Sunday, January 31, 2010

The Ginger

 It was November 1st, that day of blithe spirits, in the year 1897. I was at home with my lady, Martha, and she was informing me of a recent calamity.
      “Where, oh where is my ginger?!” She crowed.
      “Ginger? You’re going to prepare an Indian curry?” I slyly responded.
      “You know what I am discussing, Horatio!” Martha was full of acid at times like this, and it made me sick to be brewed overmuch in it.
      “Yes, yes. You’ve lost your ginger cat. Is that so, my love?”
      “He’s not anywhere! That devilish rogue, I must dress him and give him his duck pâté!”
      “Perhaps ‘twas the pâté that ran him off,” I rumbled, “or possibly the pink bonnet.” I added more audibly.
      “The ginger,” she replied, “is mine to do with as I please… my love.” Martha’s use of the endearing phrase carried no tone of its meaning so that one might easily exchange it for any number of harsher descriptors.
      “Well, Martha,” I began, “what do you expect me to do about your ginger vagabond?”
      “Find him, of course!” Martha exploded. “He must be found and you are the one to do it!”
      “Why me?”
      “Because you are my husband! For the love of our father who arte in heaven! Have you lost all sense of self, Horatio?”
      “I’ve plenty sense of my own self, it’s your self whose logic is unsensible to me.”
      Martha burst into tears and collapsed dramatically into an overstuffed chair. “You awful, awful man!” She cried. “Why have I made such a mistake? My father was correct, ‘A clever tongue matches not an obedient wit and strong back’!”
      I crumpled slightly, “You’re father really said that? Well he’s a perfect example for me to base myself on I suppose. I’ve never seen a more obedient man. Certainly, if I confronted him on this insult and demanded satisfaction, I would not be surprised if he pointed his pistol at himself in our duel.” I chuckled at my own humour. I was quite the comicist in my youth.
      Martha stood up and tiptoed over to me. When she had come closer she bent down to be level with my eyes while I remained in my seat. On this particular morning her corsets seemed to be particularly well trussed, and her dress was flattering, if not scandalous. As any proper husband would, I enjoyed the view. “You pitiful man,” she accused as she stood up straight. “Well, if you ever want to be sharing my bed again you will go out into those woods and you will find my ginger!” With that, Martha stormed off to what had just become her bedroom.
      I sulked for a few moments, and drank a tumbler of brandy before changing from my house coat and pants into the simple clothes of a laborer.
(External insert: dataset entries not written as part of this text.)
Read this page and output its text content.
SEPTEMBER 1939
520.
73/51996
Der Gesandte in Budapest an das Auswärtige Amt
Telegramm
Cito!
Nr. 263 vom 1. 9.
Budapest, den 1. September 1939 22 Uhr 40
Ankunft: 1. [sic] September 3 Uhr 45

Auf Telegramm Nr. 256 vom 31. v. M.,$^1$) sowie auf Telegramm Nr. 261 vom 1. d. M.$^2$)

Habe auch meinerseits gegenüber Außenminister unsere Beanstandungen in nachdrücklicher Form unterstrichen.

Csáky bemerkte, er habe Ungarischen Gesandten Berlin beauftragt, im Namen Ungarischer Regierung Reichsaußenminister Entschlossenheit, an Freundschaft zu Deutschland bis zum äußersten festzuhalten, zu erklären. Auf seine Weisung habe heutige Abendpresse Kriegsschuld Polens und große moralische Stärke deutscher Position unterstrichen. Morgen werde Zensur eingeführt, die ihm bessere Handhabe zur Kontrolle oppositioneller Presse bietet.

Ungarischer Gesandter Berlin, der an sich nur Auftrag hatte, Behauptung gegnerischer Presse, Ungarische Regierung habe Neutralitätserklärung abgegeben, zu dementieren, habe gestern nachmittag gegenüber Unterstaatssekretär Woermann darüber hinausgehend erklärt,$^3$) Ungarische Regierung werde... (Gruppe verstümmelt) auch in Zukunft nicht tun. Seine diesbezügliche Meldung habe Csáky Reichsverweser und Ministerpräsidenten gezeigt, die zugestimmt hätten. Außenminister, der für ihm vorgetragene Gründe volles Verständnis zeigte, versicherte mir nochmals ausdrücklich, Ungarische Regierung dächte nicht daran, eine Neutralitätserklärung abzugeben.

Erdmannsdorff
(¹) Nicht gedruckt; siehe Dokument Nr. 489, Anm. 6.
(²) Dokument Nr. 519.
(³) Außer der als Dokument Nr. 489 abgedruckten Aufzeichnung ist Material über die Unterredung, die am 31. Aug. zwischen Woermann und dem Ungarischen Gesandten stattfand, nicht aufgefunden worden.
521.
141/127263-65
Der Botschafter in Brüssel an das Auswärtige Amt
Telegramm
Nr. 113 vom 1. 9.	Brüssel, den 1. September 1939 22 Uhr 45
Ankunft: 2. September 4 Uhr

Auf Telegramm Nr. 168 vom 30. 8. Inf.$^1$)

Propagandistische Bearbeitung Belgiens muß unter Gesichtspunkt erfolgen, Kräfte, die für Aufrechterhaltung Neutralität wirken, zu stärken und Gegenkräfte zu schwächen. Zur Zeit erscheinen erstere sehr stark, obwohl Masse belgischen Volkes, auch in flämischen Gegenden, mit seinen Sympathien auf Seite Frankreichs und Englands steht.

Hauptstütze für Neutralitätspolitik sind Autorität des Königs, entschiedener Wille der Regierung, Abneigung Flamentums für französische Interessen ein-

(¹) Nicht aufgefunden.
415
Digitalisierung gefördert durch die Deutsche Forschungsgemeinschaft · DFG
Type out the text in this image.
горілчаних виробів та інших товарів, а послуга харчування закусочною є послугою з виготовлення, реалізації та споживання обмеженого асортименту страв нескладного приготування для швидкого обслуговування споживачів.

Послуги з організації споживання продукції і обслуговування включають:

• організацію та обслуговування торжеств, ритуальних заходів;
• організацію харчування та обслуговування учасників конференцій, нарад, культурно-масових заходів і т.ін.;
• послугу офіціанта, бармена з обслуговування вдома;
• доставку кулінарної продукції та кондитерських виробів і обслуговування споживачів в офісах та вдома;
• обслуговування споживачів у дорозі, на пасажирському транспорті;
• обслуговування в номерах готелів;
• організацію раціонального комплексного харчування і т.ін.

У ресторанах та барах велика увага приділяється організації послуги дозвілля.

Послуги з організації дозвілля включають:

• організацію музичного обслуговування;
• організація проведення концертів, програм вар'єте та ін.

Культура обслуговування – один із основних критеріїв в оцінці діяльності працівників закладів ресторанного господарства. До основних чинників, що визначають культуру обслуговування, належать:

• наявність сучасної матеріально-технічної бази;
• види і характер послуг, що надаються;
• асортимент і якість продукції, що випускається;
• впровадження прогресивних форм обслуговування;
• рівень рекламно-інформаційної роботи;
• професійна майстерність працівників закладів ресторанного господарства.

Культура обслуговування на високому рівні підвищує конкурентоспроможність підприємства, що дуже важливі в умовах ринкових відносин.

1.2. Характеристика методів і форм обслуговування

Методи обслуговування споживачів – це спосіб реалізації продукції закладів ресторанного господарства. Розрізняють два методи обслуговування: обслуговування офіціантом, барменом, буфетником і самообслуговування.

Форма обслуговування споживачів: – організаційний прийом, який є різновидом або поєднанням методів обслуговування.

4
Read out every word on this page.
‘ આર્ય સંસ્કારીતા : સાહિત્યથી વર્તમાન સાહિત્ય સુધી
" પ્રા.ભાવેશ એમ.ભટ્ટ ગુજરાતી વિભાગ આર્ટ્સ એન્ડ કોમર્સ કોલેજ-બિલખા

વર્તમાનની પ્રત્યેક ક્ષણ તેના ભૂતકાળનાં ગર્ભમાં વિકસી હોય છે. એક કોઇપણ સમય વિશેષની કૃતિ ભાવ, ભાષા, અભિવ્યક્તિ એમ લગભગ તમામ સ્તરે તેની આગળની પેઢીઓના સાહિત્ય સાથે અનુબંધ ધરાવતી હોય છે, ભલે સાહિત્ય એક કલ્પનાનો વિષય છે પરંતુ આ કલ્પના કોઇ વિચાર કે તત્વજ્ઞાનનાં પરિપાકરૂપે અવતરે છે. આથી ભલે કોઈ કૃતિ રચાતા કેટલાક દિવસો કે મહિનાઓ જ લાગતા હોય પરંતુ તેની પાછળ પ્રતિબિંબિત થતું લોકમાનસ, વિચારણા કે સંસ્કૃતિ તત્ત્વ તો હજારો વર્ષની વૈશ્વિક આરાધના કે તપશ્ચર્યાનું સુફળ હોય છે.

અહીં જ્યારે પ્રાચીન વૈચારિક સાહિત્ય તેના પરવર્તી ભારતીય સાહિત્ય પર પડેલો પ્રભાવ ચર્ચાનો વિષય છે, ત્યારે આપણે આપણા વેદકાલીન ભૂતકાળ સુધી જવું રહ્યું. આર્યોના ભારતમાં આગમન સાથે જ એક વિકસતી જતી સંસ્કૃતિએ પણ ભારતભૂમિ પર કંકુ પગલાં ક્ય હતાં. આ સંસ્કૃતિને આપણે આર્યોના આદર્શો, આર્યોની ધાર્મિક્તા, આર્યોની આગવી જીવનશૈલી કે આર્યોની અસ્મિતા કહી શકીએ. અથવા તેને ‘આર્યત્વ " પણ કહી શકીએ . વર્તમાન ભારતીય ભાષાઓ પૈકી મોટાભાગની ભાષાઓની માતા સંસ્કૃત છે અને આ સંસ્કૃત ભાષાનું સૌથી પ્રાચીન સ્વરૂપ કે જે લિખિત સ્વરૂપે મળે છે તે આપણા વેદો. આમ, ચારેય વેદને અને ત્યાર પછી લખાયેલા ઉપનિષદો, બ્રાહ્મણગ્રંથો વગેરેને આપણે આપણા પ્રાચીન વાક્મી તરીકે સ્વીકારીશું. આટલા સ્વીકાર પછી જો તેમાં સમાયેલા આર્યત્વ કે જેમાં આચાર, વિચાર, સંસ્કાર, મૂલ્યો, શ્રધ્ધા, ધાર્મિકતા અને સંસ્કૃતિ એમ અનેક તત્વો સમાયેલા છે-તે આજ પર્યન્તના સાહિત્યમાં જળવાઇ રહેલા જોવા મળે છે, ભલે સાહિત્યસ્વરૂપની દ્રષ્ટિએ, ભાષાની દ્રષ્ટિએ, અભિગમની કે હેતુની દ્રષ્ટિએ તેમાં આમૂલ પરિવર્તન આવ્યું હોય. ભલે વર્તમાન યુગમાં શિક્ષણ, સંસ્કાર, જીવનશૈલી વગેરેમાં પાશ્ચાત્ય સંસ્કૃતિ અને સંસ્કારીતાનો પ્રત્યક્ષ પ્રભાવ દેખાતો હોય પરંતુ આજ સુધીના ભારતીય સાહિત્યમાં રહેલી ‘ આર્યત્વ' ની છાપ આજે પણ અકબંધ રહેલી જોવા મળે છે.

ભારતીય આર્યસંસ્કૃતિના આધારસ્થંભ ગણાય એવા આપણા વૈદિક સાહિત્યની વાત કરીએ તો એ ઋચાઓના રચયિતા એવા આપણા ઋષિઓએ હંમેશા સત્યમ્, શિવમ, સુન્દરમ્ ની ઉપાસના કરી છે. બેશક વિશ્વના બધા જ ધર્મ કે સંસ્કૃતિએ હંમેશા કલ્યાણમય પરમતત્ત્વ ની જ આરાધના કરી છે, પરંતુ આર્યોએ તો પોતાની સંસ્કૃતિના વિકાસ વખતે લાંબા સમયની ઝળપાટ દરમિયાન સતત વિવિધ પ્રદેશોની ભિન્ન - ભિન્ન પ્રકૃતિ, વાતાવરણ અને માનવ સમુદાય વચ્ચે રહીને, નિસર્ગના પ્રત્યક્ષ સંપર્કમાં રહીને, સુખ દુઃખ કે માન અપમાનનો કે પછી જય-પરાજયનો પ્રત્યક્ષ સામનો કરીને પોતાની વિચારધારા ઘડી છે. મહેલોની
I recalled that Martha often carried a bit of her perfume and some of her ginger’s delicacy, the revolting pâté, in her bag. With the thought of baiting the ginger out of hiding, I took her bag with me and set off out the servants’ entrance towards the misty woods beyond.
      The air was crisp and dripping. My hair was damp by the time I had crossed the yard and reached the edge of our woods. There was a high stone wall with an open gate of iron that I crossed through. The path was littered with dead leaves, small weeds and shrubs, and the occasional sapling, though most of the trees were quite large. The pale, late autumn sky would have been completely blotted out by deciduous leaves earlier in the year, but at this point the air above was wild with a spider web of thick and thin branches embracing and tickling one another. There was a small pond in the middle of the woods that burbled in muddy repose. During the warm months it is often surrounded by skunk cabbage and cowslip, and the surface murky with algae. Presently it was murky all on its own.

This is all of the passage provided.